The Value of Incremental Innovation
When you think up new products, you're always faced with a fundamental decision: Do you invest your time, money, and resources in a potentially game-changing shift that adds previously unknown functions (for which the world might not be prepared, such as gesture interfaces)? Or do you seek to incrementally improve on functions that already exist but add a new technological twist that creates a market?
Innovators have historically chosen the latter path, and technological and functional progress has occurred in microsteps (except in rare, brilliant cases).
But innovation generally moves in a forward direction, enhancing and improving on what came before. Even the steampunk technology trend, which wraps highly sophisticated technology in a cloak of retro-Victorian-era design, continues to break new ground both technologically and aesthetically.
There is, however, a third way. The makers of a flurry of new products are using the most advanced technologies available to attempt to recreate functionality that has existed for decades--even centuries. They are, in some cases, recreating the wheel by building a much more expensive, more complex wheel--one that needs batteries.
Exhibit One: The Sony DPT-S1 document reader is slightly foldable, weighs only 12.2 ounces, and lasts all week, getting a little closer to the unlimited battery life, foldability, browsability, and crisp reading experience provided by, uh, paper.
Steelcase's Gesture performance chair leans all the way back and the arms drop out of your way to allow you a more comfortable tablet-using experience--but so does Uncle Bob's reclining, armless oak desk chair from the '70s.
LG's G Flex smartphone's OLED panel is built on a thin plastic substrate under Gorilla Glass 2 in a curvy design that produces better voice quality. The curve gets the mouthpiece closer to the user's mouth--which is why traditional telephones have had curved handsets since shortly after their invention. Cell-phone makers largely dropped that form factor in the late '90s.
Rob Enderle, a consumer analyst, says that in a struggling economy, customers increasingly need a cost justification for tech purchases like these. They weigh whether the gadget is a life changer worth paying for or an overpriced piece of tech that doesn't add value to the consumer's life and is destined to be shelfware.
"It needs to be interesting to look at, fun to use, and perform some function I've struggled with or discovered I liked doing after seeing the device," Enderle says.

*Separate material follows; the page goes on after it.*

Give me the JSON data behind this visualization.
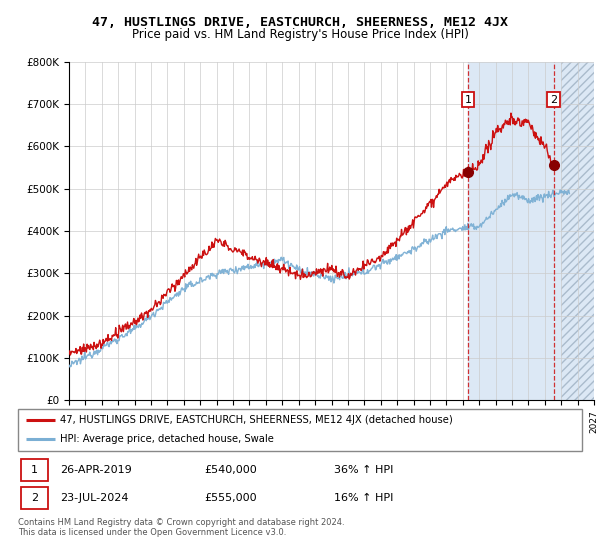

If that is achieved by recreating the best qualities of some golden-age product, so be it. If not, you may have just created the next MSN Direct SmartWatch, which let wearers get exactly the same MSN data they could get on their smartphone and was really ugly.
Jonas Damon, a creative director at Frog, a New York City-based design company, says that regardless of how much old function is blended with the new tech, new products should solve a new problem, not just re-solve an old one. "The level of innovation or level of advanced technology [needs to] balance with the problem we are solving for," says Damon. "The solution is often a blend of old and new."
Does a $1,000 product that uses the best technology available to recreate the experience of a piece of paper strike that balance? We tested it, and other products, to find out.
Our verdict: The successful products, as always, will feature a design with enough new functionality to entice consumers to buy a higher-tech version of something they already have, not a design that leaves them unsatisfied and demanding more for their hard-earned dollar.
AT&T Trimline vs. LG G Flex
The G Flex smartphone ($695, or $299 with a two-year AT&T contract) reduces glare on video calls and increases the audio quality for voice-only calls. That's owing to an ever-so-slight bend in the phone at both ends, mimicking what you would find on an AT&T Trimline phone. But the Trimline's still just a phone at the end of the day.
Notebook vs. Sony DPT-S1
The Sony DPT-S1 is a 0.26-inch-thick flexible e-reader with a 13.3-inch display that makes digital documents look like real paper. It stores thousands of pages and recognizes pen inputs, but it still can't match paper's crisp reading surface and ease of browsing. Plus, paper never needs a recharge. At $1,000, it's got a long way to go to match the value of a notebook.
Oak chair vs. Steelcase Gesture
The Steelcase Gesture can lean back to a near-horizontal position--so your hands are free for tablet typing--while holding you firmly in place. The arms swing down and out of the way. There's no knob to adjust for the tilt angle, because the chair adjusts automatically. All for $979--about $500 more than a reclining oak chair.